Sunday, April 24, 2011

The lesson of the falling leaves

the lesson of the falling leaves
Lucille Clifton
the leaves believe
such letting go is love
such love is faith
such faith is grace
such grace is god
i agree with the leaves

This is the second poem, by Clifton, that I’ve read and I, thus far, appreciate her view of human nature.

Think to the long season past of fall. Of course you know where I’m going with this: In the fall the leaves fall from the trees. They float to the grown in hopes that there decay and departure from their old friend will result, win cold winter ends, with new life and the continuation of the trees life. This is what I think the poem is speaking of: that though it hurts to leave those we care about, it ends with new opportunities, adventures and friendships for them.
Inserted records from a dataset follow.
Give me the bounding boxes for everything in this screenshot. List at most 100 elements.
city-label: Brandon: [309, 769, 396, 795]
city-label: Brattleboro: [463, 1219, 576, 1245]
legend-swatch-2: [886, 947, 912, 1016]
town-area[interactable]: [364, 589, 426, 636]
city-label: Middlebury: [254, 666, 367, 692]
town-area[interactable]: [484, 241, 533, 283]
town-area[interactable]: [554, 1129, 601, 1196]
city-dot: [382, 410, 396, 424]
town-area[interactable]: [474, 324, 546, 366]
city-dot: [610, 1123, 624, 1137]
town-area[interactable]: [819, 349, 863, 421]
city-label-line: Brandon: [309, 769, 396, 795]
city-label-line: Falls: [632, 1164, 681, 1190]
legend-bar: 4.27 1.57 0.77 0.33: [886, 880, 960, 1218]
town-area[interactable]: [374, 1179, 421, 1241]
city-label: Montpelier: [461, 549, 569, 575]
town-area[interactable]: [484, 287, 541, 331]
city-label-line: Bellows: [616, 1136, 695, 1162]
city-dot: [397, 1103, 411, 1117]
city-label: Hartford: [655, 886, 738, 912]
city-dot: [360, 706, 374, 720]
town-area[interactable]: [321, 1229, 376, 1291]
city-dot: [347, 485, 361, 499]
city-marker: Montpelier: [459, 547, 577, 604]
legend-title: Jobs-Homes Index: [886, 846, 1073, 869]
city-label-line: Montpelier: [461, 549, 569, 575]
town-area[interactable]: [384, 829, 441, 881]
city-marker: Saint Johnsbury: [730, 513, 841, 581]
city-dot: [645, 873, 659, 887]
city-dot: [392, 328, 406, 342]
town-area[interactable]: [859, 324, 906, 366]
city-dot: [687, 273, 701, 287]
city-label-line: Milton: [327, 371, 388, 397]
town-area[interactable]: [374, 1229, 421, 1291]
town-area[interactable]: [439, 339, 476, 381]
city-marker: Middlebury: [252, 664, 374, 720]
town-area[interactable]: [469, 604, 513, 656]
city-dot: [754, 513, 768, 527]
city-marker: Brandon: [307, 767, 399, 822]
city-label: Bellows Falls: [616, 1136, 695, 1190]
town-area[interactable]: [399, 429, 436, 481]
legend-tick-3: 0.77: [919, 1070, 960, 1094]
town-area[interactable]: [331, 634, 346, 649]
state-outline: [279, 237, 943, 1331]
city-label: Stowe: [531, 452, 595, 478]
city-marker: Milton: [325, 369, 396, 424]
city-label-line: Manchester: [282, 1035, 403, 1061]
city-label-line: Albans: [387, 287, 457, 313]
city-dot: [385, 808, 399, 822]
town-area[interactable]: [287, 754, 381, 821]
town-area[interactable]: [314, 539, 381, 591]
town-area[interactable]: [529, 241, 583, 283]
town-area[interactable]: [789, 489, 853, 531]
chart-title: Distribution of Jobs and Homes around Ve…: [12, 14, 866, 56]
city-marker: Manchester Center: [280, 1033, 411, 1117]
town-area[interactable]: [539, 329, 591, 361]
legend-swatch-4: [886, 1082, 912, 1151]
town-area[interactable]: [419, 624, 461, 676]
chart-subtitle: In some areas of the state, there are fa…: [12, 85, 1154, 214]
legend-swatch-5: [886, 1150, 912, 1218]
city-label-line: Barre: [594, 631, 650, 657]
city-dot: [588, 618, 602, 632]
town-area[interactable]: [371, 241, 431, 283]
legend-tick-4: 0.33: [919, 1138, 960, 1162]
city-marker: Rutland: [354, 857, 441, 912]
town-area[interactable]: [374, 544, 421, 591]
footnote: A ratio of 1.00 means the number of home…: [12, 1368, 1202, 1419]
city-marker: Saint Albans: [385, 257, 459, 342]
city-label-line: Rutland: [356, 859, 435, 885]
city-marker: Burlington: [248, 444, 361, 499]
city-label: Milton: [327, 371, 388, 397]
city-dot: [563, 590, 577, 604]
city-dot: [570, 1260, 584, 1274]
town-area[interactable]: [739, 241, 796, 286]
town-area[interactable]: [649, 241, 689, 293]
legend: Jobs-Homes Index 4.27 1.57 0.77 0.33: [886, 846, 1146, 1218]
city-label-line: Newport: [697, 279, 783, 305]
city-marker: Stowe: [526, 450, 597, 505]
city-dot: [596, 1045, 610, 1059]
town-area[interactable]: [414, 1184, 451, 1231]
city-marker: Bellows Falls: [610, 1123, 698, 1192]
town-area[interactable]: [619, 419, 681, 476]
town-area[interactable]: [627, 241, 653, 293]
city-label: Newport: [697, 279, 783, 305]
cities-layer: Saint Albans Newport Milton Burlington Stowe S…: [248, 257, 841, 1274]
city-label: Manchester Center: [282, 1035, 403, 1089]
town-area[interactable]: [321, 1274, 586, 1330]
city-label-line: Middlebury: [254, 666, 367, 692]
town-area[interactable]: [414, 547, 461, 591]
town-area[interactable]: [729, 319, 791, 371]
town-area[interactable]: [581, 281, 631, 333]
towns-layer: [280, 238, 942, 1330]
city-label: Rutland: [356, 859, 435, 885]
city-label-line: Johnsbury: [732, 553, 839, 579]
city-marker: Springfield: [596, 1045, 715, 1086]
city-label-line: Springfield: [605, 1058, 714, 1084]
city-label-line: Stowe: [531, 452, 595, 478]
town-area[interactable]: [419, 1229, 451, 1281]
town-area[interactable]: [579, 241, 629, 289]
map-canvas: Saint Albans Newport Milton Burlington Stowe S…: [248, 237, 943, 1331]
The leaves love the tree, but if they were to stay the tree would never be able to escape its dead appearance. So the leaves depart with love for the tree, loving in hopes that it is able to grow into something better, hopes that are based in faith, and the faith is that the tree will choose to continue growing (because if it doesn’t grow the leaves sacrifice was in vain. But the leaves trust, and have faith in the tree.) The faith is a virtue of grace. And the grace is only available by the grace of god.

The author poet uses “such” to show how one simple act, the leaves falling, going to college, or the passing of a loved one, is so much more then simple; it means more (ie. love, faith, grace, and god.)

Again hope you’ve enjoyed it.

1 comment:

  1. Nice. You show the transitions and connections throughout the poem and the way that Clifton builds on them.